Candy Striped Leafhopper

Candy Striped Leafhopper

SCIENTIFIC CLASSIFICATION: Animalia | Arthropoda | Insecta | Homoptera | Cicadellinae | Graphocephala | Graphocephala coccinea
CANDY STRIPED LEAFHOPPER

Famous Relatives: Zyzzogetons, a rare branch on the leafhopper family tree that’s most known for being the last entry in Webster’s New International Dictionary. Dziwneono, more cousins to the candy striped leafhopper whose name means “a strange one” in Polish.

Size: About 1/3 of an inch

How You Might Come Across it: You may spot them on blueberry or rose bushes, but you won’t see them long before they jump away.

How to Identify it: Look for the vivid striping of blue and red on this North American leafhopper.

What it Eats: The Candy Striped Leafhopper feeds on plant sap, which it drains from the plant with the help of specialized mouthparts.

What Eats it: Spiders, lacewings, parasitic wasps, ladybugs and many others.

Central America to Canada, Active during the day, Habitat: bushes and shrubs

What You Need to Know: The Candy Striped Leafhopper may well be the best-dressed bug on the planet. As a contestant for this glorious honor, this leafhopper is decked out in red and luminous blue stripes that really make it stand out from the rest.

Scientists aren’t sure why this colorful pattern appears on Candy Striped Leafhoppers – it certainly isn’t to help with camouflage. Instead, the Candy Striped Leafhopper, which looks a bit like a miniature grasshopper, is easy to spot when resting on the plants it eats.

CANDY STRIPED LEAFHOPPER

In fact, rather than rely on camouflage as most insects do, this bug has another defense that protects it from predators. It’s a trait that lets it live up to the other part of its name – leafhopper. When trouble comes near, the Candy Striped Leafhopper will launch itself into the air in a powerful leap. This split-second jump is often enough to escape any danger that approaches, including people.
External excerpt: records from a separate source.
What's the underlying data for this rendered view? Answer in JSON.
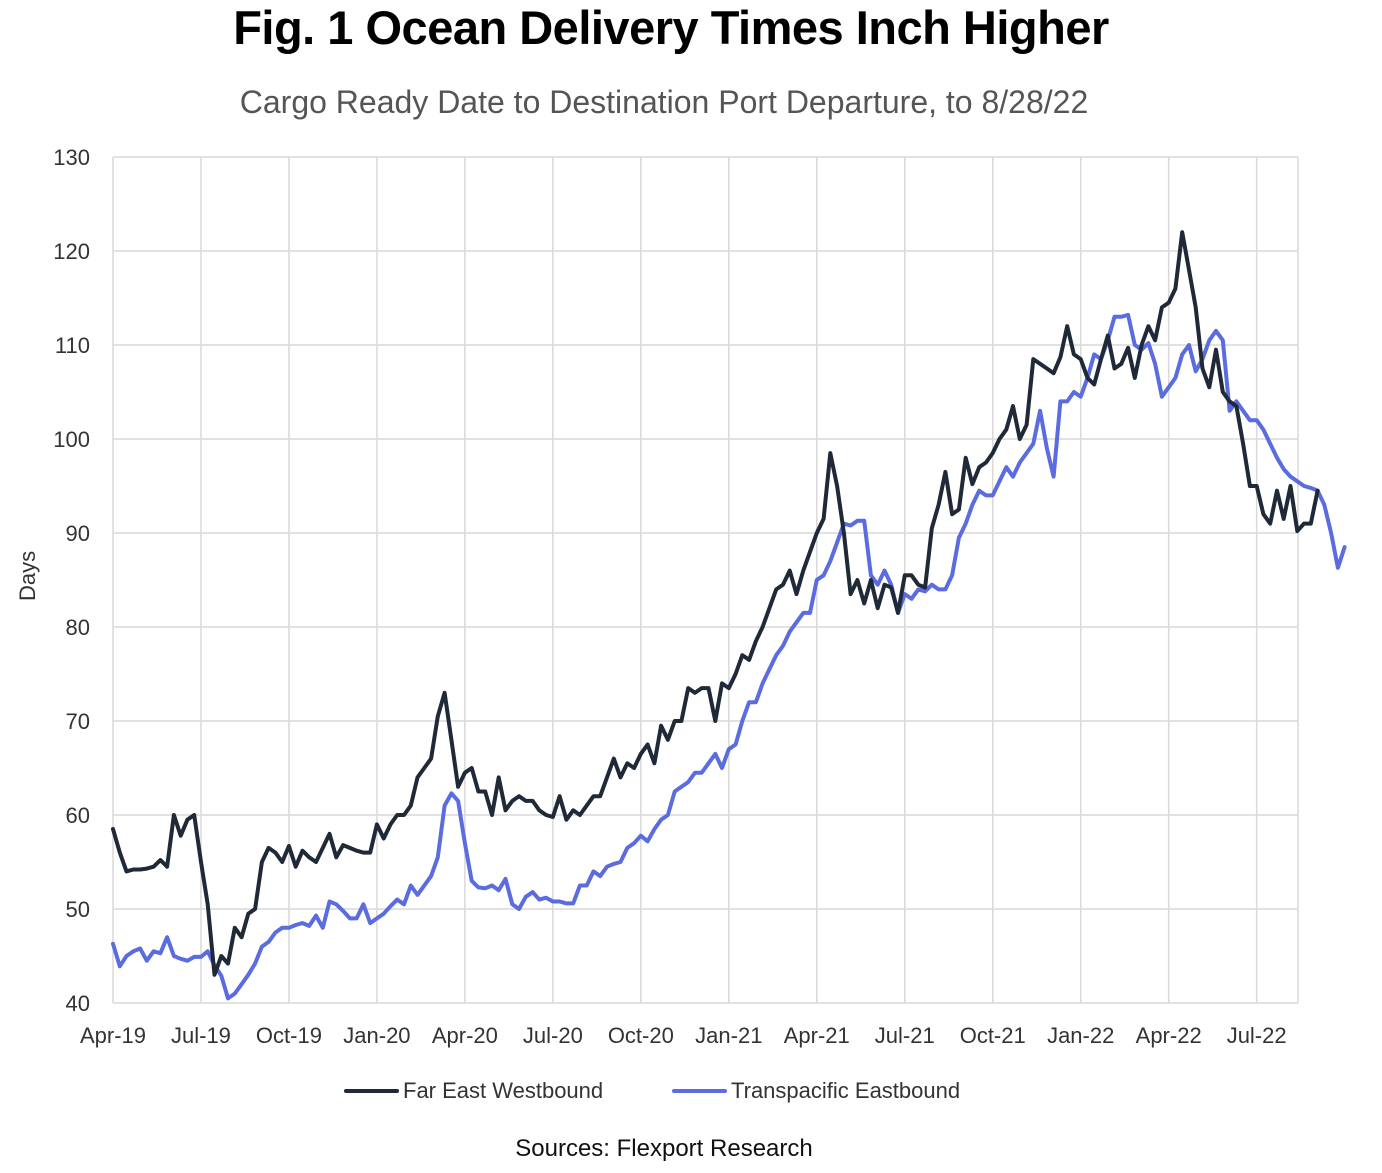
{
  "title": "Fig. 1 Ocean Delivery Times Inch Higher",
  "subtitle": "Cargo Ready Date to Destination Port Departure, to 8/28/22",
  "source": "Sources: Flexport Research",
  "colors": {
    "far_east_westbound": "#1f2937",
    "transpacific_eastbound": "#5b6be0",
    "grid": "#d9d9d9"
  },
  "chart_data": {
    "type": "line",
    "ylabel": "Days",
    "xlabel": "",
    "ylim": [
      40,
      130
    ],
    "yticks": [
      40,
      50,
      60,
      70,
      80,
      90,
      100,
      110,
      120,
      130
    ],
    "xticks": [
      "Apr-19",
      "Jul-19",
      "Oct-19",
      "Jan-20",
      "Apr-20",
      "Jul-20",
      "Oct-20",
      "Jan-21",
      "Apr-21",
      "Jul-21",
      "Oct-21",
      "Jan-22",
      "Apr-22",
      "Jul-22"
    ],
    "x_unit": "weeks from Apr-19 (13 weeks per tick)",
    "grid": true,
    "legend_position": "bottom",
    "series": [
      {
        "name": "Far East Westbound",
        "values": [
          58.5,
          56,
          54,
          54.2,
          54.2,
          54.3,
          54.5,
          55.2,
          54.5,
          60,
          57.8,
          59.5,
          60,
          55,
          50.5,
          43,
          45,
          44.2,
          48,
          47,
          49.5,
          50,
          55,
          56.5,
          56,
          55,
          56.7,
          54.5,
          56.2,
          55.5,
          55,
          56.5,
          58,
          55.5,
          56.8,
          56.5,
          56.2,
          56,
          56,
          59,
          57.5,
          59,
          60,
          60,
          61,
          64,
          65,
          66,
          70.5,
          73,
          68,
          63,
          64.5,
          65,
          62.5,
          62.5,
          60,
          64,
          60.5,
          61.5,
          62,
          61.5,
          61.5,
          60.5,
          60,
          59.8,
          62,
          59.5,
          60.5,
          60,
          61,
          62,
          62,
          64,
          66,
          64,
          65.5,
          65,
          66.5,
          67.5,
          65.5,
          69.5,
          68,
          70,
          70,
          73.5,
          73,
          73.5,
          73.5,
          70,
          74,
          73.5,
          75,
          77,
          76.5,
          78.5,
          80,
          82,
          84,
          84.5,
          86,
          83.5,
          86,
          88,
          90,
          91.5,
          98.5,
          95,
          90,
          83.5,
          85,
          82.5,
          85,
          82,
          84.5,
          84.2,
          81.5,
          85.5,
          85.5,
          84.5,
          84.2,
          90.5,
          93,
          96.5,
          92,
          92.5,
          98,
          95.2,
          97,
          97.5,
          98.5,
          100,
          101,
          103.5,
          100,
          101.5,
          108.5,
          108,
          107.5,
          107,
          108.7,
          112,
          109,
          108.5,
          106.5,
          105.8,
          108.5,
          111,
          107.5,
          108,
          109.7,
          106.5,
          110,
          112,
          110.5,
          114,
          114.5,
          116,
          122,
          118,
          114,
          107.5,
          105.5,
          109.5,
          105,
          104,
          103.5,
          99.5,
          95,
          95,
          92,
          91,
          94.5,
          91.5,
          95,
          90.2,
          91,
          91,
          94.5
        ]
      },
      {
        "name": "Transpacific Eastbound",
        "values": [
          46.3,
          43.9,
          45,
          45.5,
          45.8,
          44.5,
          45.5,
          45.3,
          47,
          45,
          44.7,
          44.5,
          44.9,
          44.9,
          45.5,
          44,
          42.9,
          40.5,
          41,
          42,
          43,
          44.2,
          46,
          46.5,
          47.5,
          48,
          48,
          48.3,
          48.5,
          48.2,
          49.3,
          48,
          50.8,
          50.5,
          49.8,
          49,
          49,
          50.5,
          48.5,
          49,
          49.5,
          50.3,
          51,
          50.5,
          52.5,
          51.5,
          52.5,
          53.5,
          55.5,
          61,
          62.3,
          61.5,
          57,
          53,
          52.3,
          52.2,
          52.5,
          52,
          53.2,
          50.5,
          50,
          51.3,
          51.8,
          51,
          51.2,
          50.8,
          50.8,
          50.6,
          50.6,
          52.5,
          52.5,
          54,
          53.5,
          54.5,
          54.8,
          55,
          56.5,
          57,
          57.8,
          57.2,
          58.5,
          59.5,
          60,
          62.5,
          63,
          63.5,
          64.5,
          64.5,
          65.5,
          66.5,
          65,
          67,
          67.5,
          70,
          72,
          72,
          74,
          75.5,
          77,
          78,
          79.5,
          80.5,
          81.5,
          81.5,
          85,
          85.5,
          87,
          89,
          91,
          90.8,
          91.3,
          91.3,
          85.5,
          84.5,
          86,
          84.5,
          81.5,
          83.5,
          83,
          84,
          83.8,
          84.5,
          84,
          84,
          85.5,
          89.5,
          91,
          93,
          94.5,
          94,
          94,
          95.5,
          97,
          96,
          97.5,
          98.5,
          99.5,
          103,
          99,
          96,
          104,
          104,
          105,
          104.5,
          106.5,
          109,
          108.5,
          110.5,
          113,
          113,
          113.2,
          110,
          109.5,
          110.2,
          108,
          104.5,
          105.5,
          106.5,
          109,
          110,
          107.2,
          108.5,
          110.5,
          111.5,
          110.5,
          103,
          104,
          103,
          102,
          102,
          101,
          99.5,
          98,
          96.8,
          96,
          95.5,
          95,
          94.8,
          94.5,
          93,
          90,
          86.3,
          88.5
        ]
      }
    ]
  }
}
Beyond its striking colors and super-jump, the Candy Striped Leafhopper has another amazing (and kinda gross) feature – this insect is also a miniature squirt gun. Thanks to this ability, a leafhopper is sometimes nicknamed a “sharpshooter bug,” and its built-in squirt gun fires a spray of droplets several body lengths away.

What’s gross about a squirt-gun wielding insect? Well, as you may have guessed, leafhoppers aren’t squirting fresh water, and it’s not coming from a toy gun. Instead, their squirt gun is filled with a substance called honeydew they shoot from their butts. Though it has a nice name, honeydew isn’t all that nice – in fact, it’s little more than bug pee laced with sugars.

CANDY STRIPED LEAFHOPPER

What’s with all the squirting, you ask? The Candy Striped Leafhopper feeds on plants by jabbing its mouthparts through the outer layer of a plant and slurping up its juices. It then processes the juice as best it can and then stores it in its squirt gun. Once its tank is filled, the squirt gun starts firing – often at a machine-gun pace!

Though the Candy Striped Leafhopper is interesting, it can be a problem for gardeners. Its efforts to drink tasty plant juice can spread disease from one plant to the next. On its own, a leafhopper won’t do much physical damage to a plant, but a heavy infestation of Candy Striped Leafhoppers can cause leaves to curl up and die.

What’s your favorite attribute of this impressive insect? Its super-jump? Their amazing colors? Or its fully-loaded butt cannon?